Is the Torah then teaching us to continue to make treaties, even though our would-be partners have a history of duplicity and treachery? I believe the very opposite to be the case. ‘The actions of the ancestors are repeated in the lives of their children.’ Unfortunately, Jews are always over-anxious to believe that their enemies have become their friends and the leopard has changed his spots. The very next verse in the Torah – the closing of the story of Isaac and Avimelekh but seemingly without any connection to it – reads:

“And Esau was forty years old and he took as a wife Yehudit the daughter of Be’eri the Hittite and Bosmat the daughter of Eglon the Hittite. And this was a bitterness of spirit to Isaac and to Rebecca.” [Gen. 26:34–35]
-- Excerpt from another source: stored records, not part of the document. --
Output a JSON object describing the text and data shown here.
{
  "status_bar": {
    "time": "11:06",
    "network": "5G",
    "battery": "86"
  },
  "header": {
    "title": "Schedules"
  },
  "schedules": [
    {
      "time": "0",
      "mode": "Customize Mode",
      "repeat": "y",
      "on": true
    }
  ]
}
Now, the one clear prohibition insisted upon by the Patriarchs was that their sons not take Canaanite or Hittite wives. I believe that the Torah is telling us that if Isaac makes a treaty with an inappropriate partner, his son will enter into a marriage with an inappropriate partner.

Just as Abraham is punished for his treaty with Avimelekh, so is Isaac punished for his treaty with Avimelekh. The land of Israel is too important and the preservation of a Jewish future is too vulnerable for us to take risks and make treaties with unconscionable and dishonest rulers. A treaty is only possible when it is made with a partner who fears God in the same way that we do.